√3 × 2 and √3 × √7 Charge Density Wave Driven by Lattice Distortion in Monolayer VSe 2

A charge density wave (CDW), an ordered modulation of electron distribution and lattice distortion, is one of the intriguing phenomena observed in transition metal dichalcogenides. Recent STM studies reported a new CDW phase with √3 × 2 and √3 × √7 periodicities in monolayer (ML) VSe2 grown on graphene, which is totally different from the 4 x 4 x 3 CDW periodicity in bulk. Although the emergence of new CDW phase is of great research interest, the origin of the new modulation in ML VSe2 has not been clearly investigated. In this report, we conduct a systematic study to understand the nature of the √3 × 2 and √3 × √7 CDW in ML VSe2 using scanning tunneling microscopy (STM).
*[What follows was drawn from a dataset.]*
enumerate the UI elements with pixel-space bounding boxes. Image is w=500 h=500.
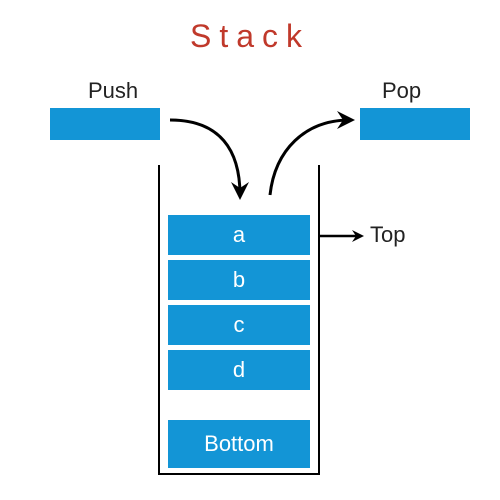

Bias dependent topography and differential conductance (dI/dV) mapping indicate that the √3 × 2 and √3 × √7 modulations are mostly driven by strong lattice distortions of the Se atoms rather than by charge orderings. In addition, STM topography reveals that the v3 × 2 modulation corresponds to a gap feature, and the v3 × v7 modulation corresponds to an isolated Se atom in the distorted lattice structures. Our work provides prerequisite information to understand the emergence of √3, × 2 and √3, × √7 CDW in ML VSe2.